Bij de beantwoording, die mede namens de ministers van Sociale Zaken en Werkgelegenheid en van Volksgezondheid, Welzijn en Sport geschiedt, wordt voor zover mogelijk de volgorde van de vragen aangehouden.

De leden van de fractie van de SP vragen om de lastenneutraliteit afzonderlijk te kwantificeren voor burgers en bedrijven. De lasten voor zowel burgers als bedrijven – ook afzonderlijk beschouwd – stijgen noch dalen als gevolg van dit wetsvoorstel en zijn derhalve ook voor bedrijven en burgers afzonderlijk neutraal. Dit is één van de uitgangspunten van het wetsvoorstel en zal ook bij een herijking van het wetsvoorstel voorafgaand aan het invoeringsjaar als uitgangspunt gehandhaafd blijven. Het wetsvoorstel bevat een aantal maatregelen die noodzakelijk zijn om de uniformering van het loonbegrip mogelijk te maken. Zo wordt bijvoorbeeld een deel van de vereenvoudiging gerealiseerd doordat er geen belasting meer betaald wordt over de inkomensafhankelijke bijdrage Zorgverzekeringswet (Zvw). Dit is een lastenverlichting voor burgers. Om er vervolgens voor te zorgen dat het geheel binnen deze groep lastenneutraal blijft en de inkomenseffecten beperkt blijven, zijn aanvullende maatregelen getroffen. Deze maatregelen zijn nader gespecificeerd in onderstaande tabel.

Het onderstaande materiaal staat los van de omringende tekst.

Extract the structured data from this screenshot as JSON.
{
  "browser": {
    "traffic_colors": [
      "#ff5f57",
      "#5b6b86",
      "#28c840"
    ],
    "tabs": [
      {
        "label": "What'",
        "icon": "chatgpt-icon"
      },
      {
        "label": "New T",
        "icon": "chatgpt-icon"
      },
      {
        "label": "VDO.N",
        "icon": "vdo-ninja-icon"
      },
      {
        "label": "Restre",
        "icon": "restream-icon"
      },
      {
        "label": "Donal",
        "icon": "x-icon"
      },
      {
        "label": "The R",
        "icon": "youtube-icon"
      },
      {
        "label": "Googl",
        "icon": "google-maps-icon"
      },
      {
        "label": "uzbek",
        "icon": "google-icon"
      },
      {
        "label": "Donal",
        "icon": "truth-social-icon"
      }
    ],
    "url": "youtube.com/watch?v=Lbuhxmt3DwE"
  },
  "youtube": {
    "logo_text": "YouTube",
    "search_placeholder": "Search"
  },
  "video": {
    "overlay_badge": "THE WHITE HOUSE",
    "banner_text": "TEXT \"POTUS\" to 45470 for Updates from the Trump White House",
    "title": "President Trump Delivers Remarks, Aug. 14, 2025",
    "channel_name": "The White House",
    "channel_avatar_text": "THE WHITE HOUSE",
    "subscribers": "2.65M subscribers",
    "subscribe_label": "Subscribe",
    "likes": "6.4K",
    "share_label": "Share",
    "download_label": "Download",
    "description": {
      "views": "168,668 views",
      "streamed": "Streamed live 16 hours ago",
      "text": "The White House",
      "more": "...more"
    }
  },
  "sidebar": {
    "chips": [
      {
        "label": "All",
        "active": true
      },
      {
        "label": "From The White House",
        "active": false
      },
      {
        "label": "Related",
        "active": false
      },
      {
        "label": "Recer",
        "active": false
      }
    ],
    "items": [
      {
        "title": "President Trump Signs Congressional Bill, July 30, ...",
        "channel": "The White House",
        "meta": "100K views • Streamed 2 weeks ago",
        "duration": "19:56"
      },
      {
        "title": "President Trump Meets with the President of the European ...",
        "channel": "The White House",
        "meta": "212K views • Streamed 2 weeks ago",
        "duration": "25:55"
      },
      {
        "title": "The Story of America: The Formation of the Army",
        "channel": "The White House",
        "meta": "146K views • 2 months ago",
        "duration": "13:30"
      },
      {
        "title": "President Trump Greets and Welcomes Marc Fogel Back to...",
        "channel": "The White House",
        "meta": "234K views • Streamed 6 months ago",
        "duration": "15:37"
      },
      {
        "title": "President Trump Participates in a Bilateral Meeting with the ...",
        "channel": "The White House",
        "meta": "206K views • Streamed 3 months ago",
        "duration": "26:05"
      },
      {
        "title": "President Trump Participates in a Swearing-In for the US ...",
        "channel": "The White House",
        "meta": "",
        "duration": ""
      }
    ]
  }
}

Tabel 1 Overzicht (aanvullend) pakket (mutaties in % of €)

Tarief 1e schijf

+ 2,80%

Tarief 2e schijf

+ 0,25%

Algemene heffingskorting

– 35

Arbeidskorting

– 125

Arbeidskorting inkomensgrens

– 534

EITC afbouwpercentage

+ 2,75%

EITC afbouwbedrag

+ 900

EITC grens t.b.v. afbouw

– 2 600

Ouderenkorting

+ 200

Ouderenkorting vanaf grens ouderenkorting

+ 150

Aanvullende ouderenkorting

– 60

AOW-tegemoetkoming

– 75

Lengte 1e schijf

+ 700

Lengte 2e schijf

– 1 200

Start afbouw kindgebonden budget

– 2 750

MKB vrijstelling

+ 2,00%

Specifieke tijdelijke korting Vut/prepensioen van 1% met maximum

182

Inkomensafhankelijke bijdrage ZVW (hoog/laag)

– 0,70%

Grens inkomensafhankelijke bijdrage ZVW

+ 15 335

ZVW over AOW

– 2,80%

Franchise AWF-premie werkgevers

– 16 443

AWF-premie werkgevers

– 2,5%

Zorgtoeslag afbouwpercentage alleenstaand

+ 0,40%

Zorgtoeslag normpercentage meerpersoonshuishouden

+ 0,40%

Zorgtoeslag afbouwpercentage meerpersoonshuishouden

+ 0,40%

De leden van de fractie van de SP vragen of niet sprake is van een uniformering van de heffingsgrondslag. Het antwoord op deze vraag luidt bevestigend. Bij de loonheffingen vormde het loon steeds de heffingsgrondslag. Per heffing verschilde echter datgene dat onder het loon werd «begrepen». In dit wetsvoorstel wordt datgene dat onder het loon wordt begrepen, geüniformeerd, vandaar de term uniformering loonbegrip.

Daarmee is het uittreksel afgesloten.